Дону Антонио приснилось, что его тетушка вдруг скончалась и оставила ему пять тысяч лир. Внезапная смерть – 49; деньги – 70. Дон Онорато советовался с горбуном на виа Форчелла и твердо знал свои счастливые номера – 9, 39, 20. Кошка дона Бартоло родила ночью семерых котят – номера 7, 16, 64. Дон Дионизио только что прочел в газете, что разбойник пырнул ножом цирюльника. Цирюльник – 21, нож – 41. Дон Паскуале узнал счастливый номер от кладбищенского сторожа, которому назвал его голос из могилы, – 48.
В аптеке Сан-Дженнаро я познакомился с доктором Виллари. Дон Бартоло рассказал мне, что он приехал в Неаполь два года назад и был помощником старого доктора Риспу, известного врача, услугами которого пользовались все монастыри этой части города. После смерти патрона молодой помощник унаследовал его практику.
Мне были приятны наши встречи, так как я сразу почувствовал к доктору большое расположение. Он был удивительно красив, любезен, сдержан и совсем не похож на неаполитанца – родом он был из Абруцци. От него я впервые услышал о монастыре Сепольте-Виве – заживо погребенных, – старом и мрачном здании на углу улицы, тихом и угрюмом, как могила, с маленькими готическими окнами и тяжелыми чугунными воротами.
Правда ли, что монахинь вносят в эти ворота в гробу и саване и до смерти они уже не переступают порога монастыря?
Да, совершенно верно, монахиням запрещено всякое общение с внешним миром.
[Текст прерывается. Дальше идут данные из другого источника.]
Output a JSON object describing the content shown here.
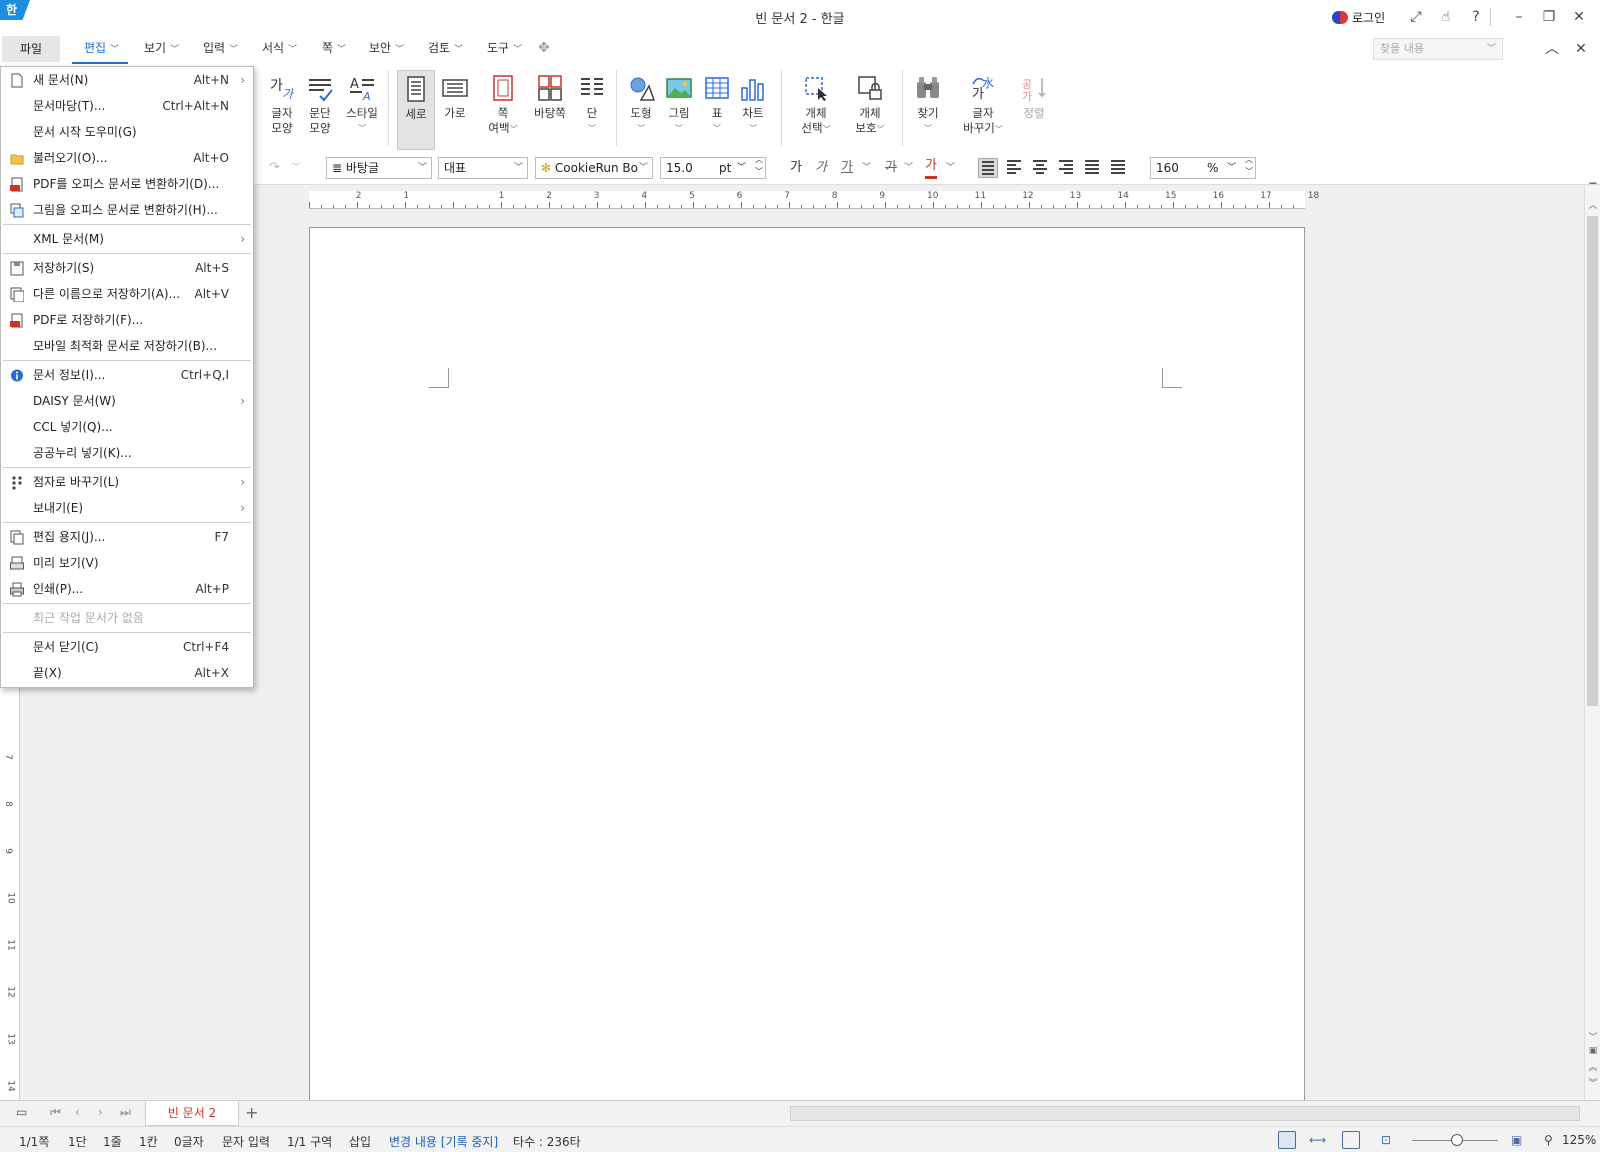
{
  "window": {
    "logo": "한",
    "title": "빈 문서 2 - 한글",
    "login_label": "로그인"
  },
  "menubar": {
    "file": "파일",
    "tabs": [
      "편집",
      "보기",
      "입력",
      "서식",
      "쪽",
      "보안",
      "검토",
      "도구"
    ],
    "search_placeholder": "찾을 내용"
  },
  "ribbon": {
    "char_shape": [
      "글자",
      "모양"
    ],
    "para_shape": [
      "문단",
      "모양"
    ],
    "style": "스타일",
    "portrait": "세로",
    "landscape": "가로",
    "margin": [
      "쪽",
      "여백"
    ],
    "master_page": "바탕쪽",
    "column": "단",
    "shape": "도형",
    "picture": "그림",
    "table": "표",
    "chart": "차트",
    "obj_select": [
      "개체",
      "선택"
    ],
    "obj_protect": [
      "개체",
      "보호"
    ],
    "find": "찾기",
    "replace": [
      "글자",
      "바꾸기"
    ],
    "sort": "정렬"
  },
  "formatbar": {
    "style_value": "바탕글",
    "lang_value": "대표",
    "font_value": "CookieRun Bo",
    "size_value": "15.0",
    "size_unit": "pt",
    "bold": "가",
    "italic": "가",
    "underline": "가",
    "strike": "가",
    "color": "가",
    "line_spacing": "160",
    "line_spacing_unit": "%"
  },
  "ruler": {
    "h_numbers": [
      "2",
      "1",
      "1",
      "2",
      "3",
      "4",
      "5",
      "6",
      "7",
      "8",
      "9",
      "10",
      "11",
      "12",
      "13",
      "14",
      "15",
      "16",
      "17",
      "18"
    ],
    "v_numbers": [
      "7",
      "8",
      "9",
      "10",
      "11",
      "12",
      "13",
      "14"
    ]
  },
  "file_menu": {
    "groups": [
      [
        {
          "label": "새 문서(N)",
          "shortcut": "Alt+N",
          "submenu": true,
          "icon": "new-doc-icon"
        },
        {
          "label": "문서마당(T)...",
          "shortcut": "Ctrl+Alt+N",
          "submenu": false,
          "icon": ""
        },
        {
          "label": "문서 시작 도우미(G)",
          "shortcut": "",
          "submenu": false,
          "icon": ""
        },
        {
          "label": "불러오기(O)...",
          "shortcut": "Alt+O",
          "submenu": false,
          "icon": "folder-icon"
        },
        {
          "label": "PDF를 오피스 문서로 변환하기(D)...",
          "shortcut": "",
          "submenu": false,
          "icon": "pdf-icon"
        },
        {
          "label": "그림을 오피스 문서로 변환하기(H)...",
          "shortcut": "",
          "submenu": false,
          "icon": "image-convert-icon"
        }
      ],
      [
        {
          "label": "XML 문서(M)",
          "shortcut": "",
          "submenu": true,
          "icon": ""
        }
      ],
      [
        {
          "label": "저장하기(S)",
          "shortcut": "Alt+S",
          "submenu": false,
          "icon": "save-icon"
        },
        {
          "label": "다른 이름으로 저장하기(A)...",
          "shortcut": "Alt+V",
          "submenu": false,
          "icon": "save-as-icon"
        },
        {
          "label": "PDF로 저장하기(F)...",
          "shortcut": "",
          "submenu": false,
          "icon": "pdf-save-icon"
        },
        {
          "label": "모바일 최적화 문서로 저장하기(B)...",
          "shortcut": "",
          "submenu": false,
          "icon": ""
        }
      ],
      [
        {
          "label": "문서 정보(I)...",
          "shortcut": "Ctrl+Q,I",
          "submenu": false,
          "icon": "info-icon"
        },
        {
          "label": "DAISY 문서(W)",
          "shortcut": "",
          "submenu": true,
          "icon": ""
        },
        {
          "label": "CCL 넣기(Q)...",
          "shortcut": "",
          "submenu": false,
          "icon": ""
        },
        {
          "label": "공공누리 넣기(K)...",
          "shortcut": "",
          "submenu": false,
          "icon": ""
        }
      ],
      [
        {
          "label": "점자로 바꾸기(L)",
          "shortcut": "",
          "submenu": true,
          "icon": "braille-icon"
        },
        {
          "label": "보내기(E)",
          "shortcut": "",
          "submenu": true,
          "icon": ""
        }
      ],
      [
        {
          "label": "편집 용지(J)...",
          "shortcut": "F7",
          "submenu": false,
          "icon": "page-setup-icon"
        },
        {
          "label": "미리 보기(V)",
          "shortcut": "",
          "submenu": false,
          "icon": "preview-icon"
        },
        {
          "label": "인쇄(P)...",
          "shortcut": "Alt+P",
          "submenu": false,
          "icon": "print-icon"
        }
      ],
      [
        {
          "label": "최근 작업 문서가 없음",
          "shortcut": "",
          "submenu": false,
          "icon": "",
          "disabled": true
        }
      ],
      [
        {
          "label": "문서 닫기(C)",
          "shortcut": "Ctrl+F4",
          "submenu": false,
          "icon": ""
        },
        {
          "label": "끝(X)",
          "shortcut": "Alt+X",
          "submenu": false,
          "icon": ""
        }
      ]
    ]
  },
  "tabbar": {
    "doc_tab": "빈 문서 2",
    "add": "+"
  },
  "statusbar": {
    "page": "1/1쪽",
    "column": "1단",
    "line": "1줄",
    "char": "1칸",
    "chars": "0글자",
    "mode": "문자 입력",
    "section": "1/1 구역",
    "insert": "삽입",
    "track": "변경 내용 [기록 중지]",
    "typing": "타수 : 236타",
    "zoom": "125%"
  },
  "colors": {
    "accent": "#1a73c8",
    "tab_red": "#d0331f",
    "logo_blue": "#1e8fe0"
  }
}
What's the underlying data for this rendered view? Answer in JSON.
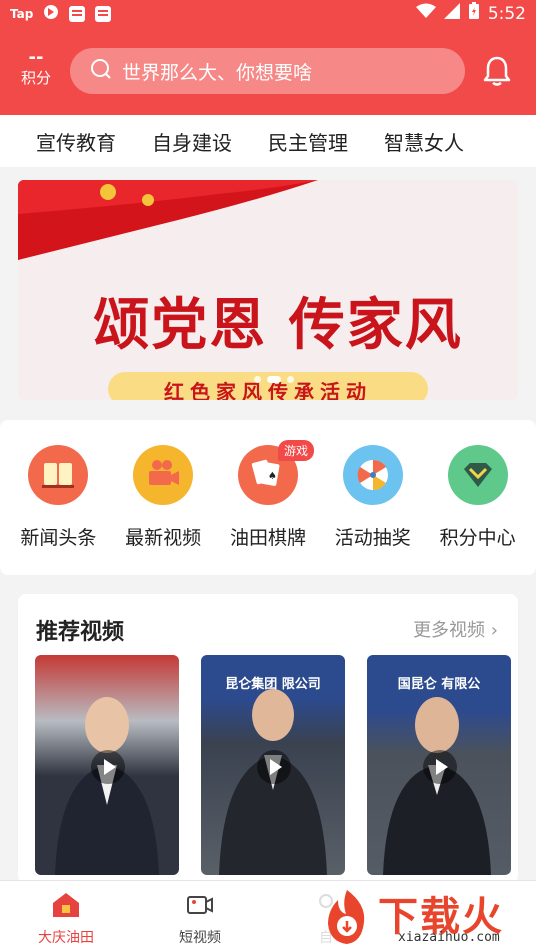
{
  "status_bar": {
    "left_label": "Tap",
    "time": "5:52"
  },
  "header": {
    "points_value": "--",
    "points_label": "积分",
    "search_placeholder": "世界那么大、你想要啥"
  },
  "category_tabs": [
    "宣传教育",
    "自身建设",
    "民主管理",
    "智慧女人"
  ],
  "banner": {
    "headline": "颂党恩 传家风",
    "subtitle": "红色家风传承活动",
    "slide_count": 3,
    "active_slide": 2
  },
  "shortcuts": [
    {
      "label": "新闻头条",
      "icon": "book-icon",
      "color": "#f26a4b"
    },
    {
      "label": "最新视频",
      "icon": "video-camera-icon",
      "color": "#f5b52d"
    },
    {
      "label": "油田棋牌",
      "icon": "playing-cards-icon",
      "color": "#f26a4b",
      "badge": "游戏"
    },
    {
      "label": "活动抽奖",
      "icon": "prize-wheel-icon",
      "color": "#6cc3f0"
    },
    {
      "label": "积分中心",
      "icon": "diamond-icon",
      "color": "#5fc98b"
    }
  ],
  "recommended": {
    "title": "推荐视频",
    "more_label": "更多视频",
    "videos": [
      {
        "sign_text": ""
      },
      {
        "sign_text": "昆仑集团 限公司"
      },
      {
        "sign_text": "国昆仑 有限公"
      }
    ]
  },
  "bottom_nav": [
    {
      "label": "大庆油田",
      "icon": "home-icon",
      "active": true
    },
    {
      "label": "短视频",
      "icon": "video-icon",
      "active": false
    },
    {
      "label": "自",
      "icon": "user-icon",
      "active": false
    }
  ],
  "watermark": {
    "text_cn": "下载火",
    "text_en": "xiazaihuo.com"
  }
}
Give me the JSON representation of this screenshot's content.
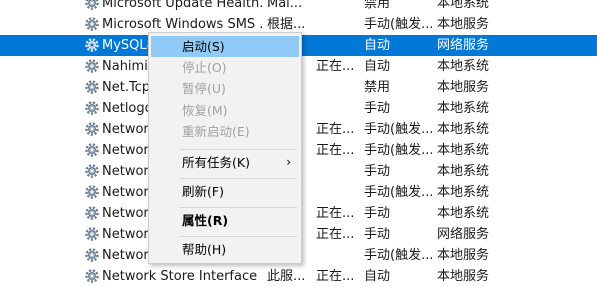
{
  "services": [
    {
      "name": "Microsoft Update Health...",
      "desc": "Mai...",
      "status": "",
      "startup": "禁用",
      "logon": "本地系统"
    },
    {
      "name": "Microsoft Windows SMS ...",
      "desc": "根据...",
      "status": "",
      "startup": "手动(触发...",
      "logon": "本地服务"
    },
    {
      "name": "MySQL8",
      "desc": "",
      "status": "",
      "startup": "自动",
      "logon": "网络服务",
      "selected": true
    },
    {
      "name": "Nahimic",
      "desc": "",
      "status": "正在...",
      "startup": "自动",
      "logon": "本地系统"
    },
    {
      "name": "Net.Tcp",
      "desc": "",
      "status": "",
      "startup": "禁用",
      "logon": "本地服务"
    },
    {
      "name": "Netlogo",
      "desc": "",
      "status": "",
      "startup": "手动",
      "logon": "本地系统"
    },
    {
      "name": "Network",
      "desc": "",
      "status": "正在...",
      "startup": "手动(触发...",
      "logon": "本地系统"
    },
    {
      "name": "Network",
      "desc": "",
      "status": "正在...",
      "startup": "手动(触发...",
      "logon": "本地系统"
    },
    {
      "name": "Network",
      "desc": "",
      "status": "",
      "startup": "手动",
      "logon": "本地系统"
    },
    {
      "name": "Network",
      "desc": "",
      "status": "",
      "startup": "手动(触发...",
      "logon": "本地系统"
    },
    {
      "name": "Network",
      "desc": "",
      "status": "正在...",
      "startup": "手动",
      "logon": "本地系统"
    },
    {
      "name": "Network",
      "desc": "",
      "status": "正在...",
      "startup": "手动",
      "logon": "网络服务"
    },
    {
      "name": "Network",
      "desc": "",
      "status": "",
      "startup": "手动(触发...",
      "logon": "本地服务"
    },
    {
      "name": "Network Store Interface ...",
      "desc": "此服...",
      "status": "正在...",
      "startup": "自动",
      "logon": "本地服务"
    }
  ],
  "context_menu": {
    "start": "启动(S)",
    "stop": "停止(O)",
    "pause": "暂停(U)",
    "resume": "恢复(M)",
    "restart": "重新启动(E)",
    "all_tasks": "所有任务(K)",
    "all_tasks_arrow": "›",
    "refresh": "刷新(F)",
    "properties": "属性(R)",
    "help": "帮助(H)"
  },
  "icons": {
    "service": "gear-icon",
    "submenu": "chevron-right-icon"
  },
  "colors": {
    "selection": "#0078d7",
    "menu_hover": "#91c9f7",
    "menu_background": "#f2f2f2",
    "disabled_text": "#a0a0a0"
  }
}
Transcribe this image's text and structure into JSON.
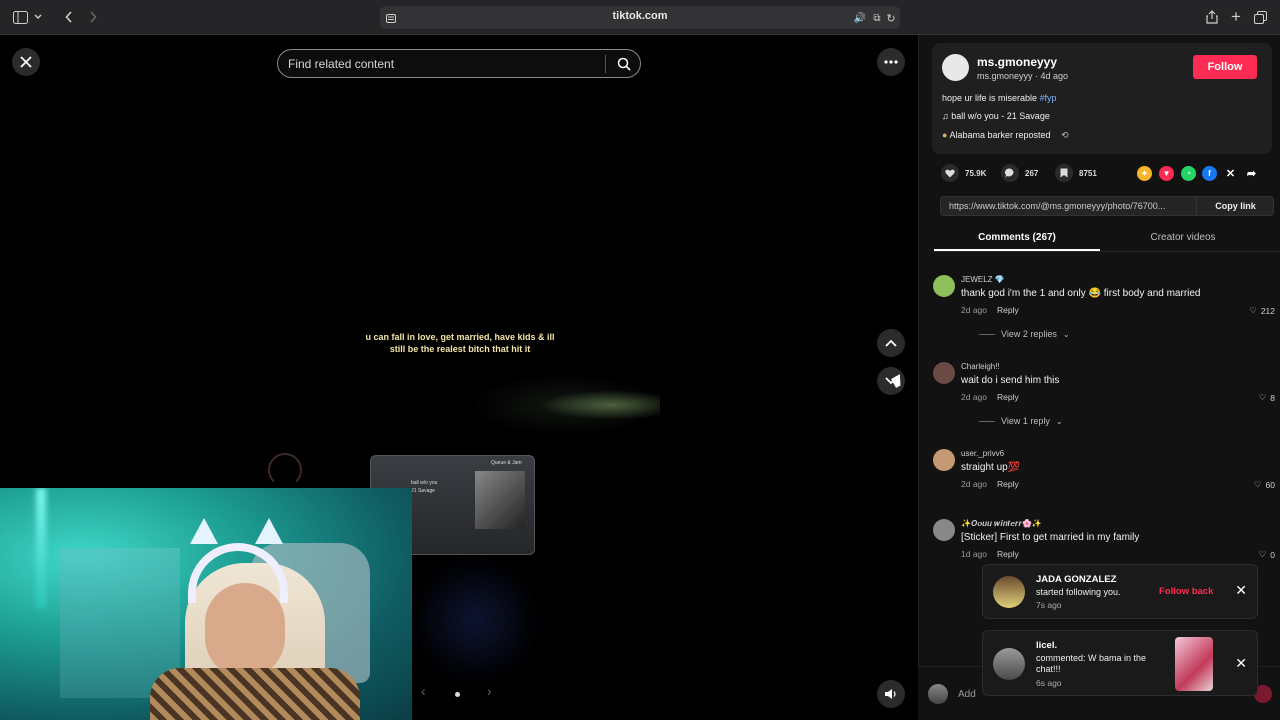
{
  "browser": {
    "url": "tiktok.com",
    "icons": [
      "sidebar-icon",
      "chevron-down-icon",
      "back-icon",
      "forward-icon",
      "page-settings-icon",
      "sound-icon",
      "translate-icon",
      "reload-icon",
      "share-icon",
      "new-tab-icon",
      "tab-overview-icon"
    ]
  },
  "video": {
    "search_placeholder": "Find related content",
    "caption": "u can fall in love, get married, have kids & ill still be the realest bitch that hit it",
    "car_screen": {
      "title": "ball w/o you",
      "artist": "21 Savage",
      "queue": "Queue & Jam"
    }
  },
  "post": {
    "author_name": "ms.gmoneyyy",
    "author_sub": "ms.gmoneyyy · 4d ago",
    "follow_label": "Follow",
    "description": "hope ur life is miserable ",
    "hashtag": "#fyp",
    "music": "ball w/o you - 21 Savage",
    "repost": "Alabama barker reposted",
    "likes": "75.9K",
    "comments": "267",
    "saves": "8751",
    "link": "https://www.tiktok.com/@ms.gmoneyyy/photo/76700...",
    "copy_link_label": "Copy link"
  },
  "tabs": {
    "comments": "Comments (267)",
    "creator": "Creator videos"
  },
  "comments": [
    {
      "user": "JEWELZ 💎",
      "text": "thank god i'm the 1 and only 😂 first body and married",
      "time": "2d ago",
      "reply": "Reply",
      "likes": "212",
      "view_replies": "View 2 replies"
    },
    {
      "user": "Charleigh!!",
      "text": "wait do i send him this",
      "time": "2d ago",
      "reply": "Reply",
      "likes": "8",
      "view_replies": "View 1 reply"
    },
    {
      "user": "user._privv6",
      "text": "straight up💯",
      "time": "2d ago",
      "reply": "Reply",
      "likes": "60"
    },
    {
      "user": "✨𝑶𝒐𝒖𝒖 𝒘𝒊𝒏𝒕𝒆𝒓𝒓🌸✨",
      "text": "[Sticker] First to get married in my family",
      "time": "1d ago",
      "reply": "Reply",
      "likes": "0"
    }
  ],
  "notifications": [
    {
      "name": "JADA GONZALEZ",
      "text": "started following you.",
      "time": "7s ago",
      "action": "Follow back"
    },
    {
      "name": "licel.",
      "text": "commented: W bama in the chat!!!",
      "time": "6s ago"
    }
  ],
  "add_comment_placeholder": "Add",
  "colors": {
    "accent": "#fe2c55",
    "hashtag": "#7fb6ff",
    "panel_bg": "#121212"
  }
}
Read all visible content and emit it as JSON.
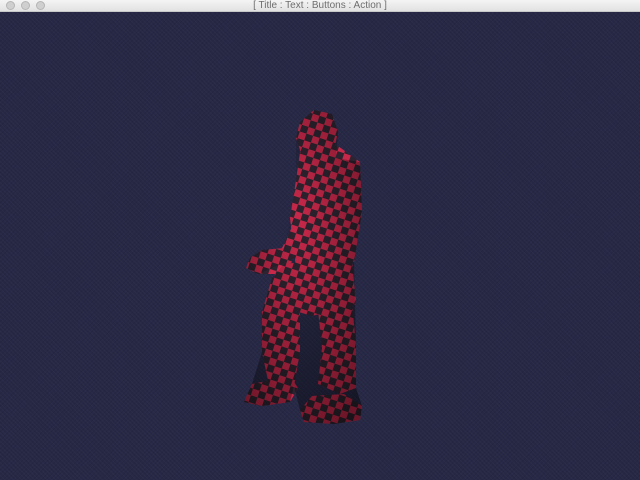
{
  "window": {
    "title": "[ Title : Text : Buttons : Action ]",
    "controls": [
      "close",
      "minimize",
      "zoom"
    ]
  },
  "viewport": {
    "background_color": "#262845",
    "model": {
      "name": "checkered-character-model",
      "pattern_colors": [
        "#c8284a",
        "#2e2430"
      ]
    }
  }
}
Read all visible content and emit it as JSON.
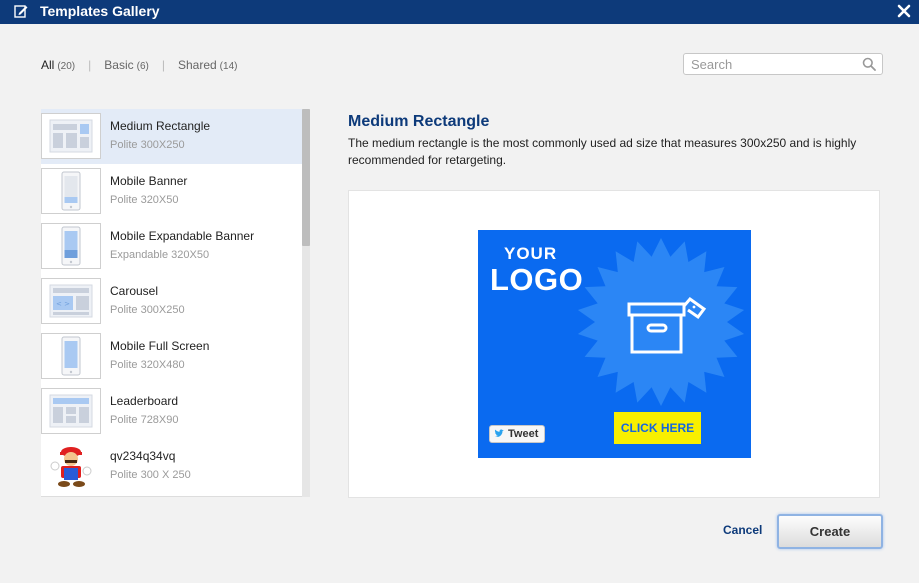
{
  "window": {
    "title": "Templates Gallery",
    "title_icon": "edit-icon",
    "close_icon": "close-icon",
    "titlebar_color": "#0d3a7a"
  },
  "filters": [
    {
      "label": "All",
      "count": "(20)",
      "active": true
    },
    {
      "label": "Basic",
      "count": "(6)",
      "active": false
    },
    {
      "label": "Shared",
      "count": "(14)",
      "active": false
    }
  ],
  "search": {
    "placeholder": "Search",
    "value": "",
    "icon": "search-icon"
  },
  "templates": [
    {
      "name": "Medium Rectangle",
      "size": "Polite 300X250",
      "selected": true,
      "thumb": "layout-rectangle"
    },
    {
      "name": "Mobile Banner",
      "size": "Polite 320X50",
      "selected": false,
      "thumb": "phone-banner"
    },
    {
      "name": "Mobile Expandable Banner",
      "size": "Expandable 320X50",
      "selected": false,
      "thumb": "phone-expandable"
    },
    {
      "name": "Carousel",
      "size": "Polite 300X250",
      "selected": false,
      "thumb": "carousel"
    },
    {
      "name": "Mobile Full Screen",
      "size": "Polite 320X480",
      "selected": false,
      "thumb": "phone-fullscreen"
    },
    {
      "name": "Leaderboard",
      "size": "Polite 728X90",
      "selected": false,
      "thumb": "leaderboard"
    },
    {
      "name": "qv234q34vq",
      "size": "Polite 300 X 250",
      "selected": false,
      "thumb": "character-image"
    }
  ],
  "preview": {
    "title": "Medium Rectangle",
    "description": "The medium rectangle is the most commonly used ad size that measures 300x250 and is highly recommended for retargeting.",
    "ad": {
      "your_text": "YOUR",
      "logo_text": "LOGO",
      "tweet_label": "Tweet",
      "cta_label": "CLICK HERE",
      "background_color": "#0a6af0",
      "cta_color": "#f8ef00",
      "center_icon": "box-with-tag-icon"
    }
  },
  "actions": {
    "cancel_label": "Cancel",
    "create_label": "Create"
  }
}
Когда его вызывают туда, что случается очень редко, впереди него по коридору идет старая монахиня и звонит в колокольчик, чтобы сестры успели затвориться в кельях.
А правда ли то, что я слышал от их духовника падре Ансельмо: будто в монастырском саду есть много античных произведений искусства?
Да, он видел там много мраморных обломков и слышал, что монастырь стоит на развалинах греческого храма.
Казалось, моему коллеге нравилось беседовать со мной. Он объяснил, что в Неаполе у него нет друзей: как все его земляки, он ненавидел и презирал неаполитанцев. Теперь же все то, чему он стал свидетелем после начала эпидемии, еще усилило его отвращение к ним. Наверное, Бог покарал их погрязший в пороках город. Содом и Гоморра не шли ни в какое сравнение с Неаполем. Разве я не видел, что происходит в кварталах бедноты, на улицах, в зараженных домах и даже в церквах, пока неаполитанцы молятся одному святому и проклинают другого? Лихорадка похоти охватила город – безнравственность и разврат даже перед лицом смерти! Ни одна приличная женщина не решается выходить из дому, чтобы не подвергнуться нападению.